El sexo virtual esmás real y fuerte que nunca, sigue creciendo y se diversifica gracias a los avances de la tecnología para satisfacer los más insólitos deseos sexuales.
Cuando nos preguntan sobre las formas de sexo pensamos lo primero que se nos viene a la mente es el sexo vaginal, de ahí en el sexo oral y quizá en último lugar el sexo anal. Pero hasta ahí las tres son las formas clásicas de sexo.
Sin embargo, este siglo XXI ha añadido dos más: el sexo virtual, el cual se divide en dos subclases el cibersexo y el sexo telefónico. Veamos cada uno de ellos:
¿Puede ser el sexo virtual una experiencia excitante?
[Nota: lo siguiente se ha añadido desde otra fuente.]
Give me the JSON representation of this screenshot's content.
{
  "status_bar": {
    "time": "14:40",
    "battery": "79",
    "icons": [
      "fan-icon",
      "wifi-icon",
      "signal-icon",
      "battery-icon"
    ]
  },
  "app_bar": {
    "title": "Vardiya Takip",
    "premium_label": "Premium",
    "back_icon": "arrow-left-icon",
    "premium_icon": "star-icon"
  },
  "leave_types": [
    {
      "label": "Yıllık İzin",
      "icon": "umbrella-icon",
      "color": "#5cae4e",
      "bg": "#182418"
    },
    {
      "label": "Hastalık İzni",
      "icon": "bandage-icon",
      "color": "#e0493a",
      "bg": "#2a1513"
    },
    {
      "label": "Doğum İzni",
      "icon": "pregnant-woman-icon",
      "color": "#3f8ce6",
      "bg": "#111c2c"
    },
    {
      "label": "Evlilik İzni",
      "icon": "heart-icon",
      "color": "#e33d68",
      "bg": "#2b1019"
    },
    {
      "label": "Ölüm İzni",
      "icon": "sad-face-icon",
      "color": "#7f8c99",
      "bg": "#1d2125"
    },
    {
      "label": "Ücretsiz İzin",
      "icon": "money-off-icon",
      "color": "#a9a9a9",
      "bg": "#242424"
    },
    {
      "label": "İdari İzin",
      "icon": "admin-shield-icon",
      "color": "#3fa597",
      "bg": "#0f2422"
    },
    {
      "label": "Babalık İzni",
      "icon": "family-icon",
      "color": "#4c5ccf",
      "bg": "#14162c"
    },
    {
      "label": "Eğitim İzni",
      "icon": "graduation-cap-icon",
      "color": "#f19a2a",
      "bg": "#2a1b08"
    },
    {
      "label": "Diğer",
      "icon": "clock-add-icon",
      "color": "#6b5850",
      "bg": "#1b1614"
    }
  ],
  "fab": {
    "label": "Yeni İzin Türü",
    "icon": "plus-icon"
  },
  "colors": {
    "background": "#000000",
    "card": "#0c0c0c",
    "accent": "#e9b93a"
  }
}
Depende de tus gustos, claro, y de tu grado de desinhibición, ya que el sexo virtual implica sus riesgos.
Lo que puede hacer al sexo virtual excitante, a pesar de la ausencia de contacto físico, es que es una experiencia diferente, producto de estos tiempos gobernados por el avance tecnológico.
El sexo virtual, si bien es para algunos solo un juego o una travesura, para otros es una opción de suplir la falta de una pareja estable, o en caso de tenerla lejos, de mantener la llama de la pasión viva a pesar de la falta de contacto físico.
Aunque tenga sus detractores, no se le puede quitar al sexo virtual sus ventajas añadidas, que para muchos la hacen una opción válida y placentera.
El sexo virtual es una forma de interacción sexual sin penetración que se da a través de los dispositivos de comunicaciones como la cámara web (Internet), el teléfono (móvil o fijo) y hasta los mensajes de texto.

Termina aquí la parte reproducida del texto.